Üzerimizden 3-0’ın getirdiği moral bozukluğunu çok çabuk attık…
Özgüvenimizi yeniden bulmuştuk. Bunun üzerine soyunma
odasında hocamızla birlikte yaptığımız galibiyet yemini, birbirimizi motive
etme çabaları, ikinci yarıya çok daha farklı bir Beşiktaş’ın çıkmasını sağladı.

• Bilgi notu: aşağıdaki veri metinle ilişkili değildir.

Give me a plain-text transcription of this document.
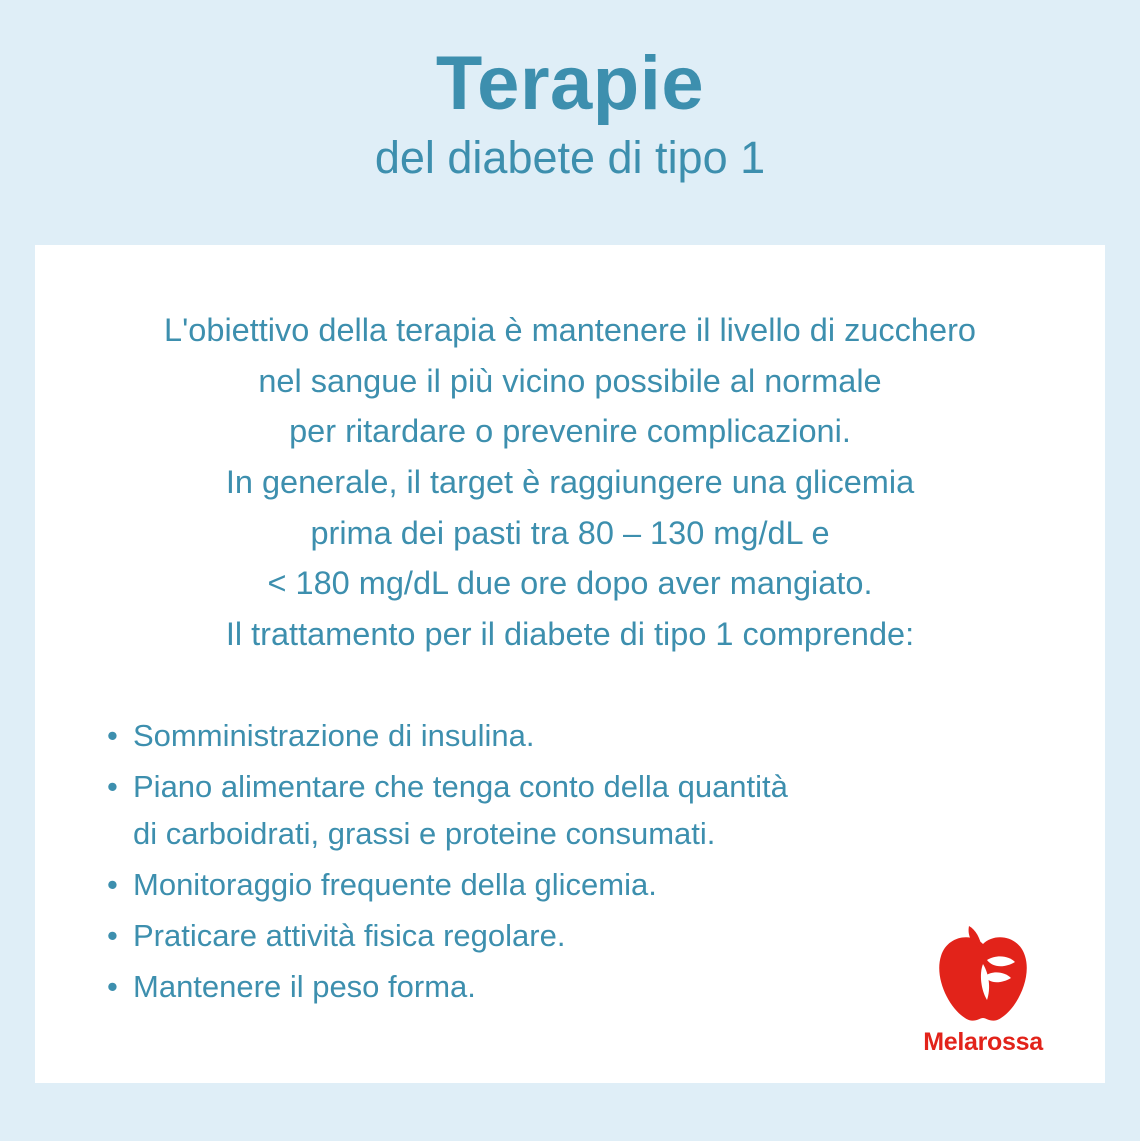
Terapie
del diabete di tipo 1

L'obiettivo della terapia è mantenere il livello di zucchero

nel sangue il più vicino possibile al normale

per ritardare o prevenire complicazioni.

In generale, il target è raggiungere una glicemia

prima dei pasti tra 80 – 130 mg/dL e

< 180 mg/dL due ore dopo aver mangiato.

Il trattamento per il diabete di tipo 1 comprende:

• Somministrazione di insulina.
• Piano alimentare che tenga conto della quantità
di carboidrati, grassi e proteine consumati.
• Monitoraggio frequente della glicemia.
• Praticare attività fisica regolare.
• Mantenere il peso forma.
Melarossa
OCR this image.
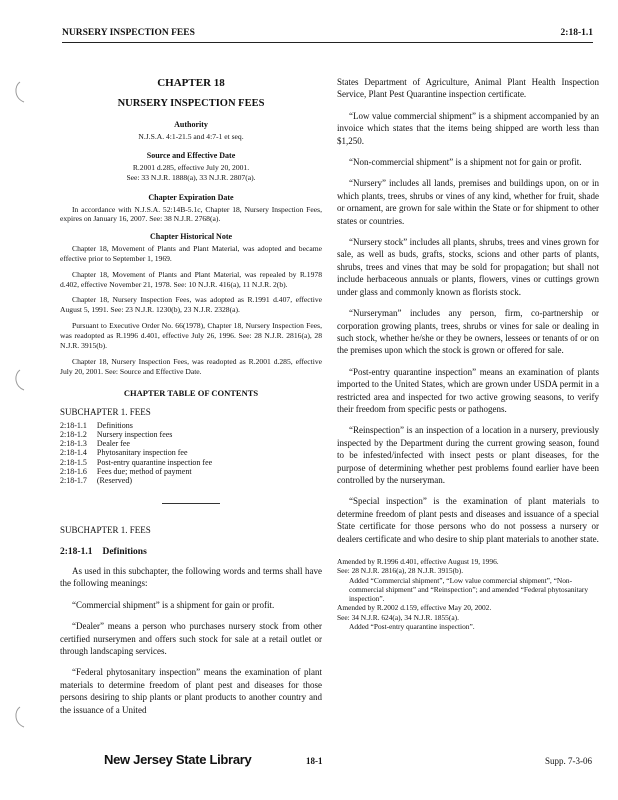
NURSERY INSPECTION FEES	2:18-1.1
CHAPTER 18
NURSERY INSPECTION FEES
Authority
N.J.S.A. 4:1-21.5 and 4:7-1 et seq.
Source and Effective Date
R.2001 d.285, effective July 20, 2001.
See: 33 N.J.R. 1888(a), 33 N.J.R. 2807(a).
Chapter Expiration Date
In accordance with N.J.S.A. 52:14B-5.1c, Chapter 18, Nursery Inspection Fees, expires on January 16, 2007. See: 38 N.J.R. 2768(a).
Chapter Historical Note
Chapter 18, Movement of Plants and Plant Material, was adopted and became effective prior to September 1, 1969.
Chapter 18, Movement of Plants and Plant Material, was repealed by R.1978 d.402, effective November 21, 1978. See: 10 N.J.R. 416(a), 11 N.J.R. 2(b).
Chapter 18, Nursery Inspection Fees, was adopted as R.1991 d.407, effective August 5, 1991. See: 23 N.J.R. 1230(b), 23 N.J.R. 2328(a).
Pursuant to Executive Order No. 66(1978), Chapter 18, Nursery Inspection Fees, was readopted as R.1996 d.401, effective July 26, 1996. See: 28 N.J.R. 2816(a), 28 N.J.R. 3915(b).
Chapter 18, Nursery Inspection Fees, was readopted as R.2001 d.285, effective July 20, 2001. See: Source and Effective Date.
CHAPTER TABLE OF CONTENTS
SUBCHAPTER 1. FEES
2:18-1.1	Definitions
2:18-1.2	Nursery inspection fees
2:18-1.3	Dealer fee
2:18-1.4	Phytosanitary inspection fee
2:18-1.5	Post-entry quarantine inspection fee
2:18-1.6	Fees due; method of payment
2:18-1.7	(Reserved)
SUBCHAPTER 1. FEES
2:18-1.1 Definitions

As used in this subchapter, the following words and terms shall have the following meanings:

“Commercial shipment” is a shipment for gain or profit.

“Dealer” means a person who purchases nursery stock from other certified nurserymen and offers such stock for sale at a retail outlet or through landscaping services.

“Federal phytosanitary inspection” means the examination of plant materials to determine freedom of plant pest and diseases for those persons desiring to ship plants or plant products to another country and the issuance of a United

States Department of Agriculture, Animal Plant Health Inspection Service, Plant Pest Quarantine inspection certificate.

“Low value commercial shipment” is a shipment accompanied by an invoice which states that the items being shipped are worth less than $1,250.

“Non-commercial shipment” is a shipment not for gain or profit.

“Nursery” includes all lands, premises and buildings upon, on or in which plants, trees, shrubs or vines of any kind, whether for fruit, shade or ornament, are grown for sale within the State or for shipment to other states or countries.

“Nursery stock” includes all plants, shrubs, trees and vines grown for sale, as well as buds, grafts, stocks, scions and other parts of plants, shrubs, trees and vines that may be sold for propagation; but shall not include herbaceous annuals or plants, flowers, vines or cuttings grown under glass and commonly known as florists stock.

“Nurseryman” includes any person, firm, co-partnership or corporation growing plants, trees, shrubs or vines for sale or dealing in such stock, whether he/she or they be owners, lessees or tenants of or on the premises upon which the stock is grown or offered for sale.

“Post-entry quarantine inspection” means an examination of plants imported to the United States, which are grown under USDA permit in a restricted area and inspected for two active growing seasons, to verify their freedom from specific pests or pathogens.

“Reinspection” is an inspection of a location in a nursery, previously inspected by the Department during the current growing season, found to be infested/infected with insect pests or plant diseases, for the purpose of determining whether pest problems found earlier have been controlled by the nurseryman.

“Special inspection” is the examination of plant materials to determine freedom of plant pests and diseases and issuance of a special State certificate for those persons who do not possess a nursery or dealers certificate and who desire to ship plant materials to another state.

Amended by R.1996 d.401, effective August 19, 1996.
See: 28 N.J.R. 2816(a), 28 N.J.R. 3915(b).
Added “Commercial shipment”, “Low value commercial shipment”, “Non-commercial shipment” and “Reinspection”; and amended “Federal phytosanitary inspection”.
Amended by R.2002 d.159, effective May 20, 2002.
See: 34 N.J.R. 624(a), 34 N.J.R. 1855(a).
Added “Post-entry quarantine inspection”.
New Jersey State Library	18-1	Supp. 7-3-06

Böylesine bir geri dönüş futbolda çok az görülür. Maçta 5-10 dakika daha olsa
belki değil, kesinlikle galip gelirdik. Taraftarımızın sayesinde o gün tarihi
bir gece yaşadık. Bu maç lige de çok olumlu yansıdı. İnanın, şampiyonlukta
taraftarımızın çok büyük payı var…
“KAPTANLIĞIMDA YARDIMCI
OLDULAR”
Beşiktaş gibi büyük bir camianın kaptanı olmak sorumluluk ister, çok kolay yapılabilecek bir iş değil. Hem saha içi hem de saha dışında herkese örnek olmak zorundasın. Şu sorular hep soruldu… ‘Böyle bir şey için yaşı çok genç değil mi?’ Açıkçası ben bu tür yorumlara karşı iyi bir cevap verdiğimi düşünüyorum. Benim kaptanlığımda Tolga Ağabey, Necip ve Atiba da çok yardımcı oldu.”